Fox News: Trump sucht alternativen Weg zum Sieg

Selbst bei dem Trump nahe stehenden Sender Fox News sagte ein Moderator nach der Übertragung, man habe noch keine Beweise für Trumps Vorwürfe gesehen. Der normalerweise auch von Trump geschätzte Korrespondent des Senders im Weißen Haus, John Roberts, sagte, dem Präsidenten werde angesichts des Stands der Stimmauszählung wohl seine Niederlage bewusst. Deswegen versuche er über Klagen und Prozesse, "einen alternativen Weg zu finden, das Weiße Haus zu behalten."

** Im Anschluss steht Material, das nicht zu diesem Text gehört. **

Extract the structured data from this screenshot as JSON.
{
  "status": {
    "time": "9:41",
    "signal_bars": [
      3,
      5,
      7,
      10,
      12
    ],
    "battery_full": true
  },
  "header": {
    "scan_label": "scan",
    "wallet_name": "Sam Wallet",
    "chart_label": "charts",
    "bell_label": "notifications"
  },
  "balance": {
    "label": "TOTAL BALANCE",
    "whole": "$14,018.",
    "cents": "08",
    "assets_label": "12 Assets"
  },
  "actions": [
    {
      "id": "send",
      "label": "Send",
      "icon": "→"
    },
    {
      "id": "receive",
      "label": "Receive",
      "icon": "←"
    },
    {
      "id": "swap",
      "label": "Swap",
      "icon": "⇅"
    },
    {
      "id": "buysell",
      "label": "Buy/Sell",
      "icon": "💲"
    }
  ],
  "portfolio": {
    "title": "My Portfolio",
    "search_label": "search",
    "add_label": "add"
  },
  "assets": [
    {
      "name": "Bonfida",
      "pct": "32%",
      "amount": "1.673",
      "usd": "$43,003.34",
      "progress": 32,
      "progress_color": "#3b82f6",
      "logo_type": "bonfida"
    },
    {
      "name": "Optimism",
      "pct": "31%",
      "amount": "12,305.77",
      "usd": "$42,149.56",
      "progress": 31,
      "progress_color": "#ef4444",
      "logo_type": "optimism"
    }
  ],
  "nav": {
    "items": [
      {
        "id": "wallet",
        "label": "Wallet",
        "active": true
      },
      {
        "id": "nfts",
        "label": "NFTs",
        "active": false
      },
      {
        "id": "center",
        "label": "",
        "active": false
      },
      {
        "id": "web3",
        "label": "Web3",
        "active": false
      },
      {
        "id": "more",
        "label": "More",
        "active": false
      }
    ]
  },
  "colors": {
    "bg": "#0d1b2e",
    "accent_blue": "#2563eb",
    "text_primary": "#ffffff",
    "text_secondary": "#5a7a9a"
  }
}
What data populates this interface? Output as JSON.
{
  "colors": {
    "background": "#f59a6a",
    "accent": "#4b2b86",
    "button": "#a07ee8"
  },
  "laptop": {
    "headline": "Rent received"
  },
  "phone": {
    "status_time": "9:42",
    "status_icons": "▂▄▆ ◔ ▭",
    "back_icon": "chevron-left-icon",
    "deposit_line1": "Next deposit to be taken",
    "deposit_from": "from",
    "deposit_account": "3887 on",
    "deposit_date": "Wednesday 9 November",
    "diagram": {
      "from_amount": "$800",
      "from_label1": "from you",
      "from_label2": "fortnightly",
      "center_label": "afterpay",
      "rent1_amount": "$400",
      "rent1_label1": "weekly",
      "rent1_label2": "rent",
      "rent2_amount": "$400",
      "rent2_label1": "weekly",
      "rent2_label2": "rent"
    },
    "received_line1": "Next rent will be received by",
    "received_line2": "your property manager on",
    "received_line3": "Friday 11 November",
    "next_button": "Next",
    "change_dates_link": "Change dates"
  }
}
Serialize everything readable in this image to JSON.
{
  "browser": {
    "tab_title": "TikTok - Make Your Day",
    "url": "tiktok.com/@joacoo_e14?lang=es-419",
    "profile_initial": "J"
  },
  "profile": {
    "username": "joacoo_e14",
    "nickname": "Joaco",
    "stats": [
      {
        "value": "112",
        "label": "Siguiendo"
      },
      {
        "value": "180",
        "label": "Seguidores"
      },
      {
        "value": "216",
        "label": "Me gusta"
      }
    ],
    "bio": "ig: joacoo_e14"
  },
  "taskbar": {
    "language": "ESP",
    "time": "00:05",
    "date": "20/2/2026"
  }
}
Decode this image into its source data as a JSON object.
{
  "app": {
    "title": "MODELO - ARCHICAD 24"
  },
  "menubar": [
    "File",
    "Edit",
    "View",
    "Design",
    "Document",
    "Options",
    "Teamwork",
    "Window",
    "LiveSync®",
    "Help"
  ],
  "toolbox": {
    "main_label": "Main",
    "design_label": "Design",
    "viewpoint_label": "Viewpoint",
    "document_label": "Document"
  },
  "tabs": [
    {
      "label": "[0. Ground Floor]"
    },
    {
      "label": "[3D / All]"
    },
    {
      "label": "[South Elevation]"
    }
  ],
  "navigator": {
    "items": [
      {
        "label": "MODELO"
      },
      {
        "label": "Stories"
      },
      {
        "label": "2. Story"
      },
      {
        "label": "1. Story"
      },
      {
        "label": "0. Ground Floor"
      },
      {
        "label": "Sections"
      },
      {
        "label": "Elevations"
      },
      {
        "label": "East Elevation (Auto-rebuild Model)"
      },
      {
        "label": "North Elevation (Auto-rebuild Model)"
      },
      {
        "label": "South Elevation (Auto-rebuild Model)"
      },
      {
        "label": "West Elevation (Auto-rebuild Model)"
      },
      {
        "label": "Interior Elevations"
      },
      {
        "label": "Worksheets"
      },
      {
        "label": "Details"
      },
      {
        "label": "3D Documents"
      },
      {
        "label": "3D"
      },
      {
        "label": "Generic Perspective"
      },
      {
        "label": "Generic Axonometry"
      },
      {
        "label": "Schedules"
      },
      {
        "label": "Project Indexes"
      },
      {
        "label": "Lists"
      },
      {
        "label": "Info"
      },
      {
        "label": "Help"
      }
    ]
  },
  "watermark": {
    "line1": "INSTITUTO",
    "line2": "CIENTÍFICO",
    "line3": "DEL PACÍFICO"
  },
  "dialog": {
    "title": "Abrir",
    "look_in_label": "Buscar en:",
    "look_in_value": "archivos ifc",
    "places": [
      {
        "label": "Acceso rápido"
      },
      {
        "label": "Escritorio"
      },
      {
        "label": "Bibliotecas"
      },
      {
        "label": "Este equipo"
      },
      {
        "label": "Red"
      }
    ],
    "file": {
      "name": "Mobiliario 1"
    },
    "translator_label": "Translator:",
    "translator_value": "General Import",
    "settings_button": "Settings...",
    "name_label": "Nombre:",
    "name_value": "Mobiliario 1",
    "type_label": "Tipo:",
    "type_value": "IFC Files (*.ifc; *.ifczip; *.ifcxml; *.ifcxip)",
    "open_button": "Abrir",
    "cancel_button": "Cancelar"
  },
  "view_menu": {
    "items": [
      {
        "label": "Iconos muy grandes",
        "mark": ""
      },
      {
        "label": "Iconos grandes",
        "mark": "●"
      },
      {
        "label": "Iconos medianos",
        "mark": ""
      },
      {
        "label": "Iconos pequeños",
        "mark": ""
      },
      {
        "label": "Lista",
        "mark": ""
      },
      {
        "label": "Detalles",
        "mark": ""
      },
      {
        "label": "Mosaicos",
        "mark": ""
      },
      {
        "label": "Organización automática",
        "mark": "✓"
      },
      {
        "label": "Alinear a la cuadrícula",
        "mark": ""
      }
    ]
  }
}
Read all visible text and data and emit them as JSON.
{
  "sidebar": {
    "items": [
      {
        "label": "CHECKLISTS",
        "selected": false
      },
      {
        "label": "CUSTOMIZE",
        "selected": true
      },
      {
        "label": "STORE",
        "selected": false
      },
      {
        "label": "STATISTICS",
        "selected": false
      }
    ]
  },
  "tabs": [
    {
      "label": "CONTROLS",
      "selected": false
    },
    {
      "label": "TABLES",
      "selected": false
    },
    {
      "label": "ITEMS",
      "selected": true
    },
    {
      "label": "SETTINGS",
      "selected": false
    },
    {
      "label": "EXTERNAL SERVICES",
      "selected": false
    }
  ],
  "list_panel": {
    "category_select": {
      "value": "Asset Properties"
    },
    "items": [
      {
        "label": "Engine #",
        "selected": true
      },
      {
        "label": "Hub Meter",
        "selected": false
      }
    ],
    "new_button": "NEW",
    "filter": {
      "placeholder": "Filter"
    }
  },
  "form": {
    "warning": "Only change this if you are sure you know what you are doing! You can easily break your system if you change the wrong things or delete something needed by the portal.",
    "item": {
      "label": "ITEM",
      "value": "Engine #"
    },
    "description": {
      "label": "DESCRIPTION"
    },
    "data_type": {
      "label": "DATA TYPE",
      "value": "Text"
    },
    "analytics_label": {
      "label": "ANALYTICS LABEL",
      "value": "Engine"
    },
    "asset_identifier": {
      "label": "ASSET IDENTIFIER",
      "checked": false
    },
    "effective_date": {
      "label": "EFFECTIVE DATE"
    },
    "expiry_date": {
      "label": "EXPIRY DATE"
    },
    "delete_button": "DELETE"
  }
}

Interessieren Sie sich für die US-Politik? Washington-Korrespondent Fabian Reinbold schreibt über seine Arbeit im Weißen Haus und seine Eindrücke aus den USA unter Donald Trump einen Newsletter. die dann einmal pro Woche direkt in Ihrem Postfach landet.

Selbst Trumps Lieblingsmedium, der Kurznachrichtendienst Twitter, wo er 88 Millionen Follower hat, schien dem Präsidenten immer weniger Freude zu bereiten. Sein Profil dort sieht seit der Wahl wie eine Sammlung von Warnhinweisen aus. "Einige oder alle der Inhalte in diesem Tweet sind umstritten und könnten irreführend sein in Bezug auf eine Wahl oder einen gesellschaftlichen Prozess", hieß es in Warnhinweisen, die Trumps Nachrichten vorgeschaltet waren. Twitter schränkte damit auch die Möglichkeit der Weiterverbreitung der Tweets ein. Trump sah darin Zensur einer liberalen Elite. "Twitter ist außer Kontrolle", zürnte er am Freitagmorgen – in einem Tweet.

Der Konflikt dürfte sich in den nächsten Wochen noch weiter zuspitzen, falls sich Bidens absehbarer Wahlsieg bestätigen sollte. Trump ist bis zum 20. Januar weiter der rechtmäßige Präsident – und er hat keinen Zweifel daran gelassen, dass er bis zur letzten Klage um einen Sieg kämpfen wird. Es scheint aber so, als würden US-Medien seine teils grundlosen Behauptungen nicht mehr reflexartig transportieren wollen. Anders als die Atombomben kann Trump, der Oberbefehlshaber des US-Militärs, die Medien nicht kontrollieren.